Scholz ist langjähriger Kunde bei der EWE. Diese teilte ihm mit, dass die Störung am 24. November behoben worden wäre, doch seinen Festnetzanschluss konnte er immer noch nicht nutzen.
Mehrfach telefonierte Scholz mit dem Kundendienst und sprach mit seinem zuständigen Ansprechpartner, der ihm dann für den 4. Dezember einen Termin zusagte – mehr als eine Woche später.
Dieser sollte zwischen 13 und 17 Uhr erfolgen und Scholz verschob einige eigene Termine, um wie gewünscht zu Hause zu sein. Doch dann erhielt er gegen halb zwei eine Terminabsage per WhatsApp. Scholz solle telefonisch beim Kundendienst einen neuen Termin vereinbaren. Dieser wurde dann auf den folgenden Tag gelegt, wieder von 13 bis 17 Uhr. Scholz musste erneut eigene Termine verschieben.
Der Braker ärgert sich über die kurzfristige Terminabsage und kann nicht nachvollziehen, weshalb die Störung seines Festnetzanschlusses nach mehreren Wochen immer noch nicht behoben ist. Auch dass er einige Termine verschieben musste, was im Nachhinein verlorene Zeit war – da der Techniker ja absagte –, ärgert ihn.
Die NWZ fragte telefonisch bei der EWE-Pressesprecherin Katharina Schütz nach, die zusicherte, sich umgehend um die Angelegenheit zu kümmern. Sie setzte sich mit dem Kundendienst in Verbindung, um schnellstmöglich eine zufriedenstellende Lösung zu finden.
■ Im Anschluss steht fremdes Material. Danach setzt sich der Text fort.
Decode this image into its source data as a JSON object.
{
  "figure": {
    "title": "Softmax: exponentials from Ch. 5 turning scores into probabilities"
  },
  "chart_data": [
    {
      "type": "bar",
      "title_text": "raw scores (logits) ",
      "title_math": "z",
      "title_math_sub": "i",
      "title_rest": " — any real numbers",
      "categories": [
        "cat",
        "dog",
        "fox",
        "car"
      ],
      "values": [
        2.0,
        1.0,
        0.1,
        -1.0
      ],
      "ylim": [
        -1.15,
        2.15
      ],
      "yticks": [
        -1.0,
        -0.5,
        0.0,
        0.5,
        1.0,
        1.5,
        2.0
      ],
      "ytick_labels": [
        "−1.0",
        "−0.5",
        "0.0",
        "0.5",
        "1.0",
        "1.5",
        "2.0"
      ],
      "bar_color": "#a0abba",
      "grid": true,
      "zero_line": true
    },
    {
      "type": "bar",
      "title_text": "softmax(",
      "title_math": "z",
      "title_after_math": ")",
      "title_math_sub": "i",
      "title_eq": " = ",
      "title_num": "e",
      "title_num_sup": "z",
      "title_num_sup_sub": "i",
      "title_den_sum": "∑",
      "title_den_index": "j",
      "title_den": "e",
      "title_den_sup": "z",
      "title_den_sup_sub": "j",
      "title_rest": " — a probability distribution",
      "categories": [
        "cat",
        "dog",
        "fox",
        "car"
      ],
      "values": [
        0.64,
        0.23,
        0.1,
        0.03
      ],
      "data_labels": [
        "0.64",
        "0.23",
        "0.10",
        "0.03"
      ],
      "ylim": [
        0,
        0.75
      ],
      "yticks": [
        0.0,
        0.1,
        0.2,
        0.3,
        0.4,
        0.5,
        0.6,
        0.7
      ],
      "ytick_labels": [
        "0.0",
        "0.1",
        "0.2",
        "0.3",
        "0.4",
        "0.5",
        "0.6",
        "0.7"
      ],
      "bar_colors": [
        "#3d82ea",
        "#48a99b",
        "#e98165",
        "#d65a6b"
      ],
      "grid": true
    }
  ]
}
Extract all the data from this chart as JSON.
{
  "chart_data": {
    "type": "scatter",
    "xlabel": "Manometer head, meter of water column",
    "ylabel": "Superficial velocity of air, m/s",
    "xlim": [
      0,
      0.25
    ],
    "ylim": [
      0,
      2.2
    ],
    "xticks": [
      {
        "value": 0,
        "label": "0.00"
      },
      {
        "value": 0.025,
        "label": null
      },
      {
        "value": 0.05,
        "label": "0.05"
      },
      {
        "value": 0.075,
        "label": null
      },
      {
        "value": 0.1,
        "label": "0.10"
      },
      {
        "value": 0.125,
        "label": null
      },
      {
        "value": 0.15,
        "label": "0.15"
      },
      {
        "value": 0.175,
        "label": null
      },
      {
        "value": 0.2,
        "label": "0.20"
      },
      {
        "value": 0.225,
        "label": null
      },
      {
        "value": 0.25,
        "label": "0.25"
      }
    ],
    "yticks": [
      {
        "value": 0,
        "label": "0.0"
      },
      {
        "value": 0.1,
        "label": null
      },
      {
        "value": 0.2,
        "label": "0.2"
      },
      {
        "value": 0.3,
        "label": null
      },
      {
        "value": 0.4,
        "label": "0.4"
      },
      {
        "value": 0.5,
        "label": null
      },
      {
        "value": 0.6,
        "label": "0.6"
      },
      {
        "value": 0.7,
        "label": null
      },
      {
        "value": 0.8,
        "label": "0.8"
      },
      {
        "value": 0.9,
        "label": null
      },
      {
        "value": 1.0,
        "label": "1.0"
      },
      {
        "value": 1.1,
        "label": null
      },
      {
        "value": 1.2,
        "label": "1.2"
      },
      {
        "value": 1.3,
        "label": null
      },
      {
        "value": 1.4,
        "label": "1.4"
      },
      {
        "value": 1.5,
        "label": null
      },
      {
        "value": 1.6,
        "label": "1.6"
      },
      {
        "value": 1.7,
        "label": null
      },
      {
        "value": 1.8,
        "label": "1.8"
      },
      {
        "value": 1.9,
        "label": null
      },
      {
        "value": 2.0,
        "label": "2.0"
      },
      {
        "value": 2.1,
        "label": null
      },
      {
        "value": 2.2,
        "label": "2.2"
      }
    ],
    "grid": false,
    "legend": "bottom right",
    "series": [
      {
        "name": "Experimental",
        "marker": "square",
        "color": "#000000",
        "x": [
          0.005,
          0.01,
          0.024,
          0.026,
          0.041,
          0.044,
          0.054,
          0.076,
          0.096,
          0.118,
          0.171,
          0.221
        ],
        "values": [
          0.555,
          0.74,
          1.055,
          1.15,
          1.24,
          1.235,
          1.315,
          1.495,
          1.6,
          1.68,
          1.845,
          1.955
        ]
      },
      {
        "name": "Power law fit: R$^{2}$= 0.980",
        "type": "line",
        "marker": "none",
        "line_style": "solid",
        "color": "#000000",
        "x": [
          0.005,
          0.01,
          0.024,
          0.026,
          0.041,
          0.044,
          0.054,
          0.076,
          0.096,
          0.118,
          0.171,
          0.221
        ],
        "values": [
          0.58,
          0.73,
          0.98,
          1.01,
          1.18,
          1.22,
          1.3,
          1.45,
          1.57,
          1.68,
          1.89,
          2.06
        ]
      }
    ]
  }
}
Schütz bedauerte es sehr, dass es zu so kurzfristigen Terminabsagen gekommen war. Man sei jedoch im Infrastrukturbereich auf die Zusammenarbeit mit der Telekom angewiesen und könne das bestehende Problem nur an diese weitergeben. Für die Behebung der Störung sei dann die Telekom zuständig. Schütz erklärte, dass ihre Kollegen im engen Austausch mit der Telekom und Scholz selbst stünden. Die EWE werde ihm für die Unannehmlichkeiten mit einer Anpassung der Grundgebühr entgegenkommen. Laut Scholz sei der Grund für die Festnetzstörung kein technischer Defekt sondern ein sogenannter Datenschiefstand gewesen. Um diesen zu beheben, gleicht die Telekom entsprechende Daten direkt mit Scholz ab.
Leider konnte die Störung bis zum 7. Dezember noch nicht behoben werden. Dieser Zustand dürfte Scholz nicht zufrieden stellen, denn er hatte sich ja eine schnelle Lösung gewünscht.
Es bleibt zu hoffen, dass die Störung jetzt schnell behoben wird. Denn auch wenn Scholz per Handy erreichbar ist und die EWE ihm mit der angepassten Grundgebühr entgegen kommt, möchte er natürlich auch jeden Anruf auf seinem Festnetzanschluss entgegennehmen können.